3. Refine dataset via crowdsourcing

How workers on Amazon Mechanical Turk verified the images: Source

In the last step, they manually checked if the images actually match their query term. Since the ImageNet creators were aware that the search results often do not match, they needed human verification. They used 48940 workers from 167 countries via Amazon Mechanial Turk to filter out the candidate images. The workers were presented candidate images and the definition of the synset. Then, the workers had to select those images that matched the definition.

How Nigella Lawson was labeled as “slut”

And here is a likely explanation of how it all happened.

Nigella Lawson was described as “slattern” in an online news article, and “woman” was in the article’s headline. Very likely this image was a Google Image result for the query “slattern woman”. Since “slattern” was also in the synset “slut”, it was then attached to the “slut”.

Then in the candidate selection, some crowdsourcers said that she was a “slut” / “slattern”. Very likely, the crowdsourcers didn’t follow the WordNet definition of “slut”.
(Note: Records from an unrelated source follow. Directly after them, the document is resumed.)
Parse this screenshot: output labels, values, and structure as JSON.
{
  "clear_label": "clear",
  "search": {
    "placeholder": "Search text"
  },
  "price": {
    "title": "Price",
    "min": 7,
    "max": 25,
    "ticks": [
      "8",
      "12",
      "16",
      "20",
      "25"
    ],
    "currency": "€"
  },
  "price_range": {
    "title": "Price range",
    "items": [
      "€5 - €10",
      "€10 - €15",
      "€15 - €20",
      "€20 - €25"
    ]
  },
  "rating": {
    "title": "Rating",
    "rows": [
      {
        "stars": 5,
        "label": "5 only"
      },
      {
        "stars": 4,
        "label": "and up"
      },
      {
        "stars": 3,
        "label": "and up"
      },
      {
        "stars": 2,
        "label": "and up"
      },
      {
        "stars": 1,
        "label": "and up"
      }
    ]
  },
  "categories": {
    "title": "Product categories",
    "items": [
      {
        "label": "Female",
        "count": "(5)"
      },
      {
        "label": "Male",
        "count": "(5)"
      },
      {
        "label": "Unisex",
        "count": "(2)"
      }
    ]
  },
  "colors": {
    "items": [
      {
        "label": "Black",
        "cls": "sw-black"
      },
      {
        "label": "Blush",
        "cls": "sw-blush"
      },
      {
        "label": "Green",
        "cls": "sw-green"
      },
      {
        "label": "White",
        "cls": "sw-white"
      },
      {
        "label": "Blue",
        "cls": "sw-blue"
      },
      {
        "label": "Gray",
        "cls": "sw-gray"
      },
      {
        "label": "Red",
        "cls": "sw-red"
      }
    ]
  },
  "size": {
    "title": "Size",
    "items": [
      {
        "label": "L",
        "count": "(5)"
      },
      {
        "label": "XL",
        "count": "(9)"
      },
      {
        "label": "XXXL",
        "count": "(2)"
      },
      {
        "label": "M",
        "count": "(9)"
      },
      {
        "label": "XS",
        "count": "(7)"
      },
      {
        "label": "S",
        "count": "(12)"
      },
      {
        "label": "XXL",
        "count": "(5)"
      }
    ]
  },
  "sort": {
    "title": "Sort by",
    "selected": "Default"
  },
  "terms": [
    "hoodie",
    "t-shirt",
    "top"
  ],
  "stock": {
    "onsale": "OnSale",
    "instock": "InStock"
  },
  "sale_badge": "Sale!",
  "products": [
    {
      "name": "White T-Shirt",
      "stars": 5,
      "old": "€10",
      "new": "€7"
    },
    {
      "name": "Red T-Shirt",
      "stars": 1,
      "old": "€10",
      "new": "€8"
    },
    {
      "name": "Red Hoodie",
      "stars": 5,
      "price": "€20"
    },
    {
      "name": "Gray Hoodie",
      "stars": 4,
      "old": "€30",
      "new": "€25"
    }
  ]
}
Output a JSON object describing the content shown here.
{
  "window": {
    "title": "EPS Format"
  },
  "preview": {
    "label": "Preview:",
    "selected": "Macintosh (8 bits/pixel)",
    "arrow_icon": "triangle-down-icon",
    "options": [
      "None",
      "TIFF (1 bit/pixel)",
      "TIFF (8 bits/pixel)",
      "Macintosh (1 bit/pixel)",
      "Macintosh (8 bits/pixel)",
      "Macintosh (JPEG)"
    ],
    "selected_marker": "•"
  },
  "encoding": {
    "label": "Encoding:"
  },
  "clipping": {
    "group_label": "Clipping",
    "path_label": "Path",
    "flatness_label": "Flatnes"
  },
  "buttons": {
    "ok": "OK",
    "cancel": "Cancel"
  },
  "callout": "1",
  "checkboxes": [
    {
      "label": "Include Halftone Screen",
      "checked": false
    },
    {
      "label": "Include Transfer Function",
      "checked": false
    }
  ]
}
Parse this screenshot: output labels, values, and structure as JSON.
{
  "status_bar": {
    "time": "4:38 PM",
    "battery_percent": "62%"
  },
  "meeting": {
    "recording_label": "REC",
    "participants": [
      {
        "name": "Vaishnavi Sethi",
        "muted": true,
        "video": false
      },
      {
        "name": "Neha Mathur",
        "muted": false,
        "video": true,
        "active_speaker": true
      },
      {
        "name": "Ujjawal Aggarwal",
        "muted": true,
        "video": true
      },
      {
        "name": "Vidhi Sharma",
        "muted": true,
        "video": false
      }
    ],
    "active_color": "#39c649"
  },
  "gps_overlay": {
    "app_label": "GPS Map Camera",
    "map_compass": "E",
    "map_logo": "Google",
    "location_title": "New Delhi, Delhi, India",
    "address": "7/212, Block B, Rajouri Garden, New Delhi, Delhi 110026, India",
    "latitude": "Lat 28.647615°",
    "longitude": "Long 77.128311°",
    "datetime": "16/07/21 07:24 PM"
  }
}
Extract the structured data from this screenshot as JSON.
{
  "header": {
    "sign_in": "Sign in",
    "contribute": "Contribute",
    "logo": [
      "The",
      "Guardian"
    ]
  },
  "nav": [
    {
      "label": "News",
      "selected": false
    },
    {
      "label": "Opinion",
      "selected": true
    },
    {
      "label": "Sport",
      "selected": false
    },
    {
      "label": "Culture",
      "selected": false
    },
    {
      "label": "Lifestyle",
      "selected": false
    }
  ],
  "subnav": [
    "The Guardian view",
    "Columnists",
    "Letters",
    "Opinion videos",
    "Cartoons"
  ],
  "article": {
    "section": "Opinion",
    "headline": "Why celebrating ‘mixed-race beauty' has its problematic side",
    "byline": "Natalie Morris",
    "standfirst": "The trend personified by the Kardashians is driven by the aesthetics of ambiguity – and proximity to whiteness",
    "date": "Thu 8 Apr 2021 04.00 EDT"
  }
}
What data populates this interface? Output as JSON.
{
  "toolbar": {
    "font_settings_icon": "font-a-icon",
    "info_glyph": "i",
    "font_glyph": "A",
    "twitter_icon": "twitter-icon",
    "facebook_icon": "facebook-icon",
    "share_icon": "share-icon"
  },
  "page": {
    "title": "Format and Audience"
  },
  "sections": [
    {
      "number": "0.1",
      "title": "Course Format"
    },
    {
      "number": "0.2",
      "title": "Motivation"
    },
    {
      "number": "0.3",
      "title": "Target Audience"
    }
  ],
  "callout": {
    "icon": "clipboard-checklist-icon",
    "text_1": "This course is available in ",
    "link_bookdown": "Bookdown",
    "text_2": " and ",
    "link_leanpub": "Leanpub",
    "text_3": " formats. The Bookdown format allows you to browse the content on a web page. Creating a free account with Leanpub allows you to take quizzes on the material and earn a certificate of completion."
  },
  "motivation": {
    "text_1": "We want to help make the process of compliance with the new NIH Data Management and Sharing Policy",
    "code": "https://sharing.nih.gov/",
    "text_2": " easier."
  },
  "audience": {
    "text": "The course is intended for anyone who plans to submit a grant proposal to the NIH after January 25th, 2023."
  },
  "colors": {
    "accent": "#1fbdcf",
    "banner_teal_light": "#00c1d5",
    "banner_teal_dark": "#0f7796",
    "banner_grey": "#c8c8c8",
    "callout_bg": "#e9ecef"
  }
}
A screenshot of a Telegraph article describing Nigella Lawson: Source

There are 187 other images in the category “slut”. I tracked down the origin for four of those images; some images of “sluts” came from Flickr. None of those displayed on the images gave their consent to be in the image database.

ImageNet is not the only image database. Adam Harvey et al. have reconstructed the origins of various faces database at exposing.ai. They even set up a search mask to check if you Flickr images are unwillingy part of a face database exposing.ai/search.